Thursday, May 29, 2008

Don't leave your boat

A few blog pasts back, in March, I covered a story on accountant Bill Heritage, who was forced to abandon his 7.9m sloop Air Apparent about 90 nautical miles west of New Zealand's Kaipara Harbour, when his inexperienced crew ignored his orders and set off the yacht's emergency locator beacon. Much to Heritage's chagrin they were subsequently picked up by rescue helicopter.

Yesterday, the boat was found drifting about 210 nautical miles (389km) off North Cape, upright and drifting with its mast intact and its sail dragging in the water.

The decision on whether to salvage the abandoned yacht now rests with the insurance company, which had finally paid out after much haggling. Interestingly, the "mutineers" have donated $14,000 to the helicopter services that saved them, to help cover the $20,000 rescue costs.

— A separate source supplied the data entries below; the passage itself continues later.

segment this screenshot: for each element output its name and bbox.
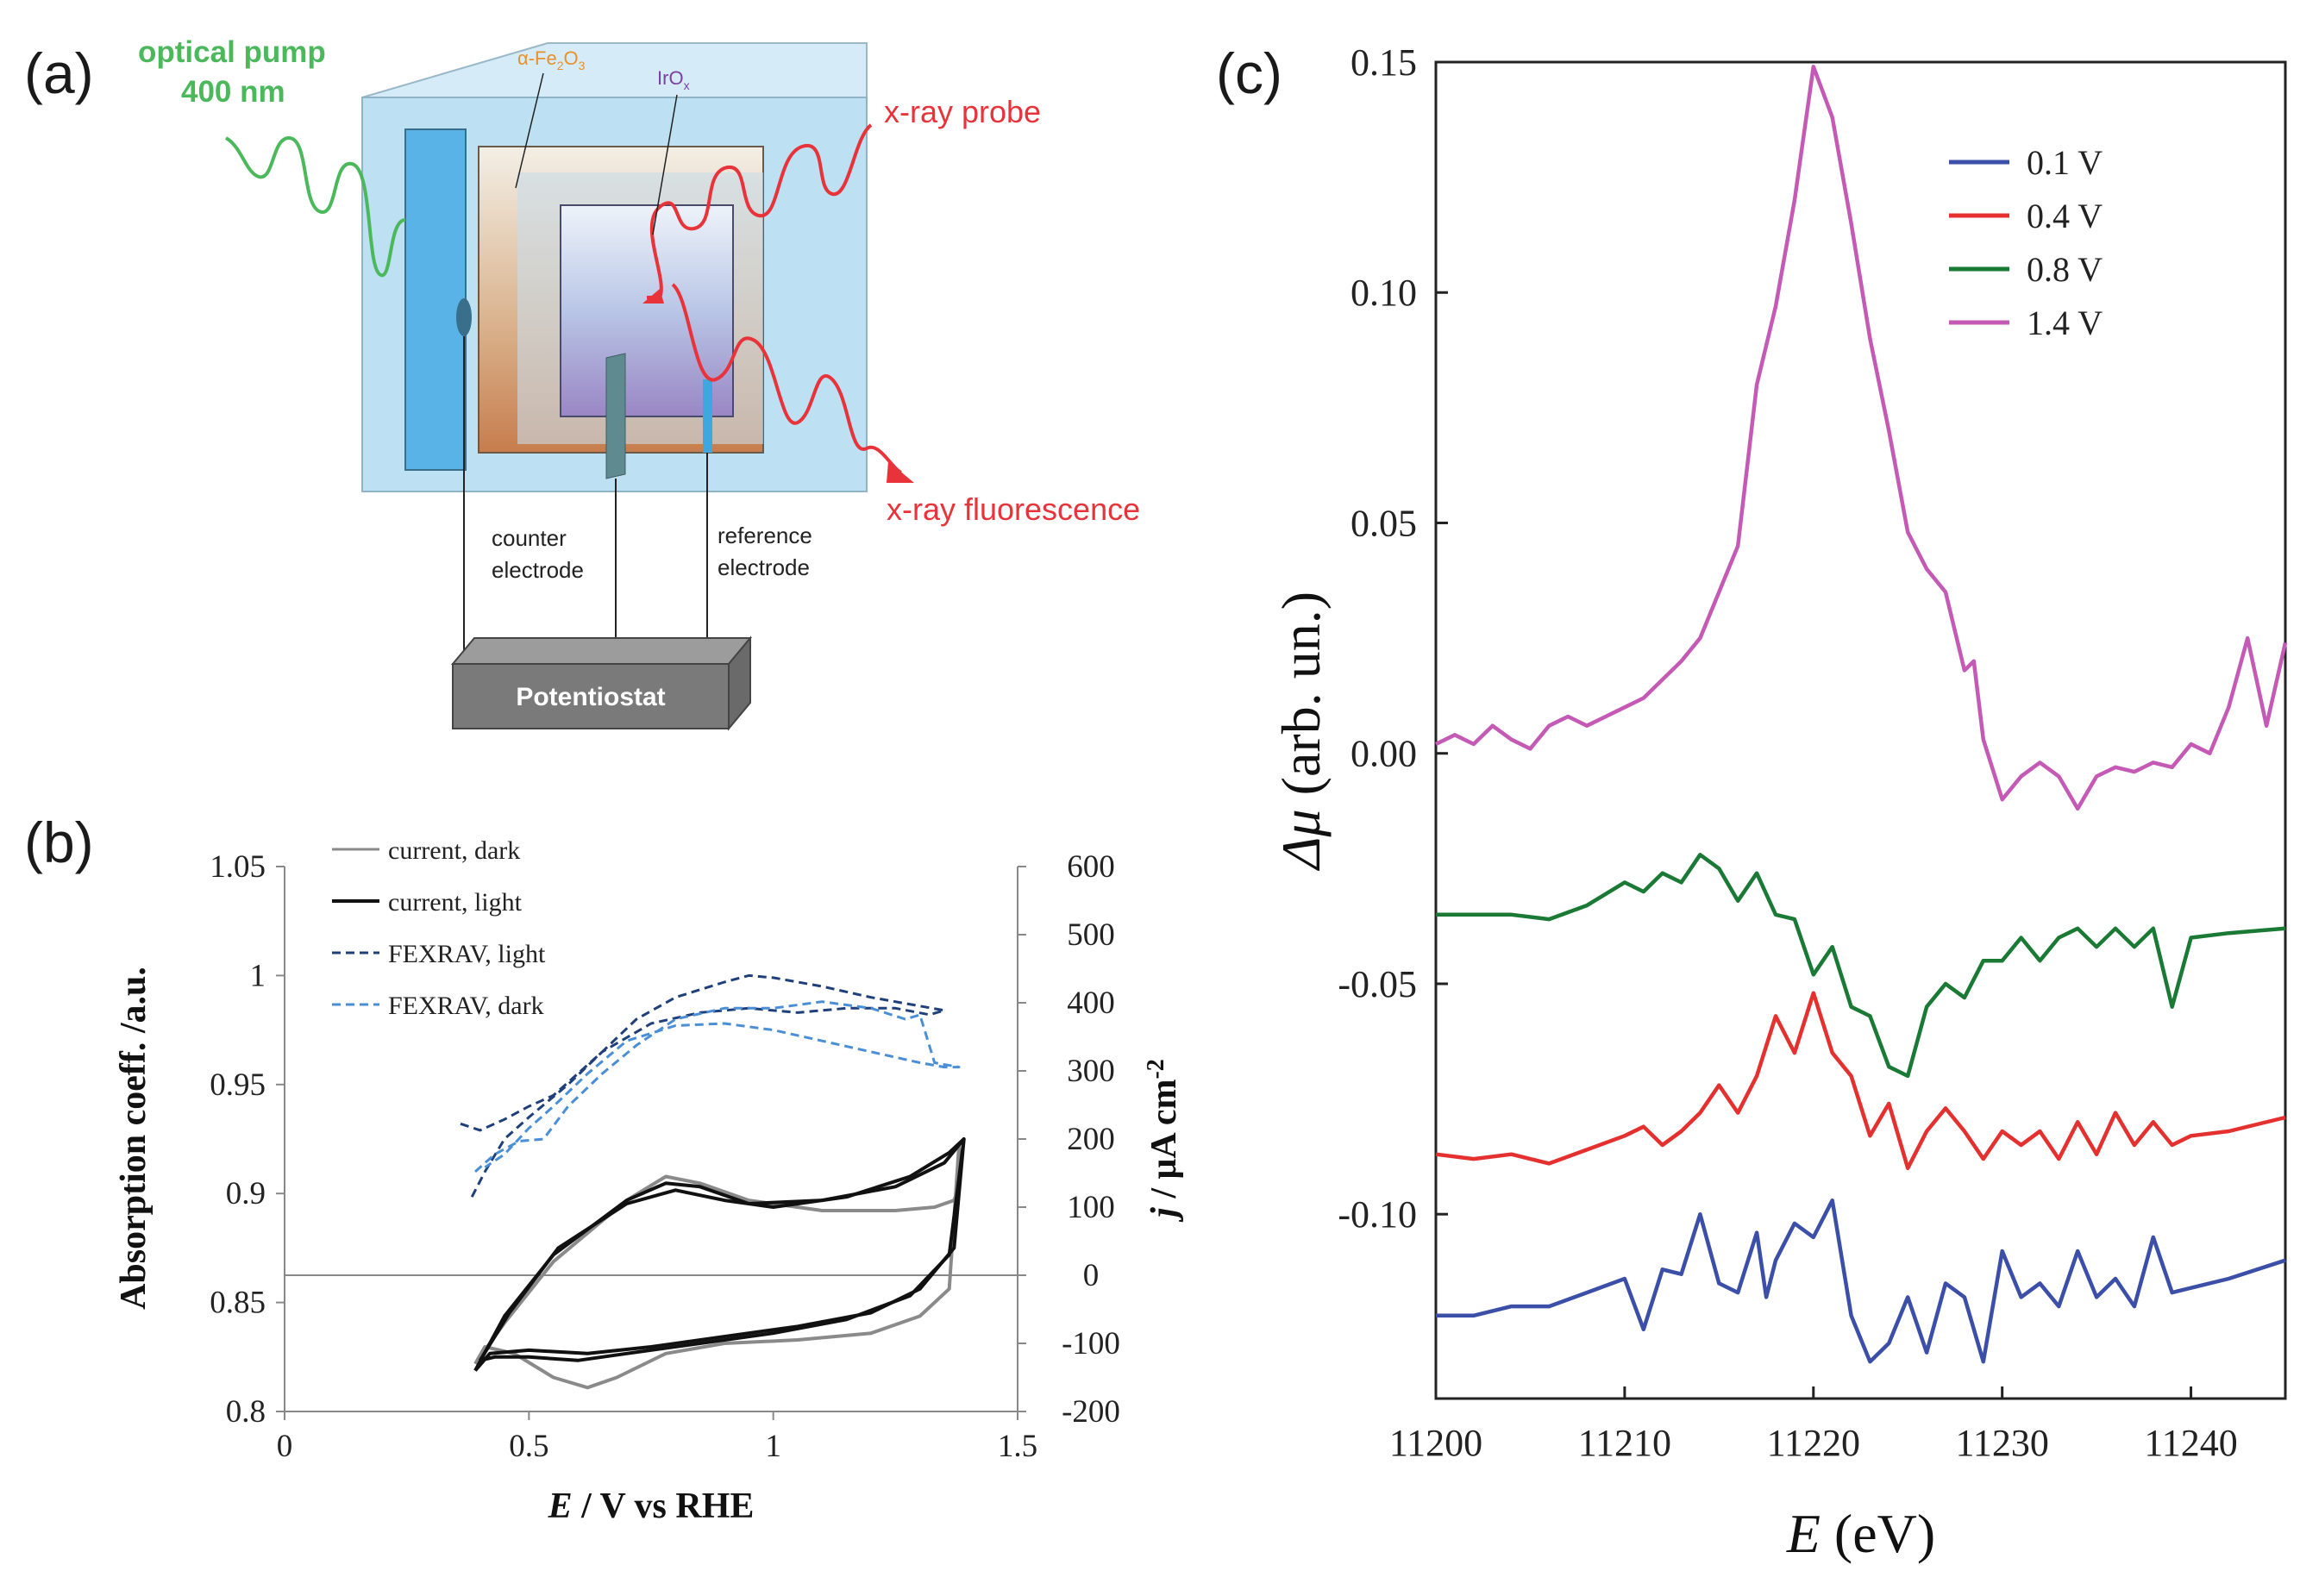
xray-fluorescence-arrowhead bbox=[887, 461, 914, 483]
chart-c-ytick-label: 0.10 bbox=[1351, 272, 1417, 314]
chart-c-ytick-label: 0.00 bbox=[1351, 733, 1417, 775]
counter-electrode-plate bbox=[605, 353, 626, 479]
chart-b-y2tick-label: 400 bbox=[1067, 986, 1115, 1021]
chart-b-ytick-label: 0.9 bbox=[226, 1176, 266, 1211]
chart-c-ytick-label: 0.15 bbox=[1351, 41, 1417, 84]
chart-c-x-ticks: 11200 11210 11220 11230 11240 bbox=[1389, 1386, 2238, 1464]
reference-electrode-label-2: electrode bbox=[718, 554, 810, 580]
irox-leader bbox=[652, 94, 678, 235]
legend-c-label-0: 0.1 V bbox=[2027, 143, 2103, 182]
chart-c-ytick-label: -0.05 bbox=[1338, 963, 1417, 1005]
chart-b-xtick-label: 0 bbox=[277, 1429, 293, 1464]
working-electrode-plate bbox=[404, 128, 467, 471]
chart-b-series-line-4 bbox=[474, 1000, 961, 1174]
chart-b-y2tick-label: 100 bbox=[1067, 1190, 1115, 1225]
xray-probe-wave bbox=[647, 123, 873, 299]
chart-c-xtick-label: 11210 bbox=[1578, 1422, 1671, 1464]
legend-b-label-1: current, light bbox=[388, 888, 523, 917]
chart-b-y2tick-label: 200 bbox=[1067, 1122, 1115, 1157]
xray-fluorescence-wave bbox=[671, 283, 903, 474]
chart-b-y-ticks: 0.8 0.85 0.9 0.95 1 1.05 bbox=[210, 849, 285, 1430]
panel-label-a: (a) bbox=[24, 41, 94, 105]
chart-c-series-line-3 bbox=[1435, 65, 2288, 811]
chart-c: -0.10-0.050.000.050.100.15 11200 11210 112… bbox=[1270, 41, 2288, 1564]
counter-electrode-label-2: electrode bbox=[492, 557, 584, 583]
irox-label: IrOx bbox=[657, 67, 690, 92]
chart-c-ytick-label: -0.10 bbox=[1338, 1193, 1417, 1236]
optical-pump-wave bbox=[224, 135, 406, 278]
legend-b-label-0: current, dark bbox=[388, 836, 520, 865]
chart-c-xtick-label: 11220 bbox=[1767, 1422, 1860, 1464]
legend-b-label-2: FEXRAV, light bbox=[388, 940, 546, 968]
chart-b: 0.8 0.85 0.9 0.95 1 1.05 -200 -100 0 100 200 300 40… bbox=[114, 836, 1184, 1526]
chart-b-xtick-label: 1 bbox=[765, 1429, 781, 1464]
chart-b-y2label: j / μA cm-2 bbox=[1143, 1059, 1184, 1223]
chart-b-xtick-label: 1.5 bbox=[998, 1429, 1037, 1464]
chart-c-ytick-label: 0.05 bbox=[1351, 502, 1417, 544]
contact-dot bbox=[456, 298, 472, 336]
diagram-panel-a: Potentiostat optical pump 400 nm x-ray p… bbox=[138, 35, 1140, 731]
chart-b-y2tick-label: 300 bbox=[1067, 1054, 1115, 1089]
legend-b-label-3: FEXRAV, dark bbox=[388, 992, 544, 1020]
chart-b-ytick-label: 1 bbox=[250, 958, 266, 993]
chart-b-ytick-label: 0.85 bbox=[210, 1286, 266, 1321]
fe2o3-label: α-Fe2O3 bbox=[517, 47, 586, 72]
chart-b-xtick-label: 0.5 bbox=[509, 1429, 548, 1464]
potentiostat-label: Potentiostat bbox=[516, 683, 665, 711]
chart-c-y-ticks: -0.10 -0.05 0.00 0.05 0.10 0.15 bbox=[1338, 41, 1448, 1236]
panel-label-c: (c) bbox=[1216, 41, 1282, 105]
chart-b-y2tick-label: 600 bbox=[1067, 849, 1115, 885]
chart-c-frame bbox=[1434, 60, 2287, 1400]
chart-c-xtick-label: 11200 bbox=[1389, 1422, 1482, 1464]
chart-c-series-line-0 bbox=[1436, 1198, 2286, 1364]
legend-c-label-2: 0.8 V bbox=[2027, 250, 2103, 289]
chart-b-series bbox=[460, 973, 966, 1390]
cell-back-face bbox=[361, 42, 868, 98]
xray-probe-arrowhead bbox=[642, 289, 664, 304]
reference-electrode-rod bbox=[703, 379, 712, 453]
chart-b-y2-ticks: -200 -100 0 100 200 300 400 500 600 bbox=[1018, 849, 1120, 1430]
chart-b-y2tick-label: 500 bbox=[1067, 917, 1115, 953]
xray-fluorescence-label: x-ray fluorescence bbox=[887, 491, 1140, 527]
chart-b-ytick-label: 0.8 bbox=[226, 1394, 266, 1430]
xray-probe-label: x-ray probe bbox=[884, 94, 1041, 129]
chart-b-xlabel: E / V vs RHE bbox=[548, 1486, 755, 1526]
chart-b-y2tick-label: -200 bbox=[1062, 1394, 1120, 1430]
chart-c-xtick-label: 11230 bbox=[1955, 1422, 2048, 1464]
panel-label-b: (b) bbox=[24, 811, 94, 874]
reference-electrode-label: reference bbox=[718, 523, 812, 548]
chart-b-ytick-label: 1.05 bbox=[210, 849, 266, 885]
chart-b-x-ticks: 0 0.5 1 1.5 bbox=[277, 1411, 1037, 1464]
chart-b-series-line-1 bbox=[473, 1137, 966, 1372]
chart-c-xtick-label: 11240 bbox=[2144, 1422, 2237, 1464]
fe2o3-leader bbox=[515, 72, 544, 189]
chart-b-y2tick-label: 0 bbox=[1083, 1258, 1100, 1293]
legend-c-label-1: 0.4 V bbox=[2027, 197, 2103, 235]
chart-c-xlabel: E (eV) bbox=[1786, 1503, 1935, 1564]
chart-b-legend: current, dark current, light FEXRAV, lig… bbox=[332, 836, 546, 1020]
chart-b-series-line-2 bbox=[478, 1137, 966, 1362]
chart-b-ytick-label: 0.95 bbox=[210, 1067, 266, 1103]
chart-b-series-line-3 bbox=[460, 973, 946, 1201]
chart-c-series bbox=[1435, 65, 2288, 1364]
optical-pump-label: optical pump bbox=[138, 35, 326, 69]
chart-c-series-line-2 bbox=[1436, 853, 2286, 1079]
chart-c-legend: 0.1 V 0.4 V 0.8 V 1.4 V bbox=[1949, 143, 2103, 342]
chart-c-series-line-1 bbox=[1435, 991, 2286, 1171]
legend-c-label-3: 1.4 V bbox=[2027, 304, 2103, 342]
optical-pump-wavelength: 400 nm bbox=[181, 75, 285, 109]
chart-b-y2tick-label: -100 bbox=[1062, 1326, 1120, 1361]
potentiostat-top bbox=[450, 637, 753, 665]
chart-b-ylabel: Absorption coeff. /a.u. bbox=[114, 967, 154, 1310]
counter-electrode-label: counter bbox=[492, 525, 567, 551]
chart-c-ylabel: Δμ (arb. un.) bbox=[1270, 591, 1332, 872]
potentiostat-box bbox=[452, 663, 730, 729]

But the moral of the story here, is that in pretty much most conditions, don't leave your boat! Which means that to head off to sea, in any size craft, we need the skills, equipment and know-how to use that equipment to ensure that we come back in one piece.


Silbs said...

Good post. Fine hulls can take care of themselves in some awfully bad conditions. Experienced sailors reduce sail. If it gets worse, take off the sails, lash the tiller, go below and lay ahull. Many boats survive this just fine. How much the crew can take is another story.